While a lot of commentaries have talked about how the 2015 elections corrected several of the pitfalls of the 2011 elections, making them the fairest and most transparent elections Nigeria has ever had, not much has been said about how Jega’s famous intolerance for corruption ensured that no political party even had the nerve to approach him, much less negotiate with him, to “cut deals.” If somebody other than Jega had been the INEC chairman, and it became apparent that PDP was in danger of losing the election, it’s as certain as tomorrow’s date that there would have been “orders from above” to stop the counting and for results other than the real results to be announced. And the orders would have been obeyed—as they used to be. Of course, there would have been carnage, bloodshed, and uncontrollable communal convulsions throughout the nation.
So it isn’t former President Goodluck Jonathan’s concession, which he was, at any rate, railroaded into making by Western powers, that saved the nation; it was Jega’s single-minded incorruptibility. It was also his legendary, almost superhuman, mild-mannered and even-temper disposition in the face of extreme provocation by the reactionary high-ranking thug called Orubebe. If Jega hadn’t managed the election and its immediate aftermath as adroitly as he did, Jonathan wouldn’t have even had a chance to concede defeat.

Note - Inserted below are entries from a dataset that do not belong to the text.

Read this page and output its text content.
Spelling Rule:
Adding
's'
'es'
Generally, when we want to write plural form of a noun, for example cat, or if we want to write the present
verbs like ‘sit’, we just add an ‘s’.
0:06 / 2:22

Not surprisingly, Jega has said he wouldn’t seek or accept a renewal of his tenure. He said after June he would go back to Bayero University, Kano, to continue what he has loved doing since 1979: teach and research. I can’t express how proud I am by Jega’s epochal achievements as INEC chairman, but I have anxieties about who will succeed him.
It would be tragic if President Buhari appoints a successor to Jega that is unprincipled, malleable, and susceptible to manipulation by politicians. But I take comfort in the knowledge that Buhari understands the importance of having a truly independent-minded and fearless person as chairman of INEC since he is a beneficiary of an election that was midwifed by someone with those attributes.
There are scores of people like Jega in Nigeria that are little-known because they have no media exposure. As the English say, there is as good fish in the sea as ever came out of it. Who do you think should succeed Jega? I’d love to read your thoughts and suggestions.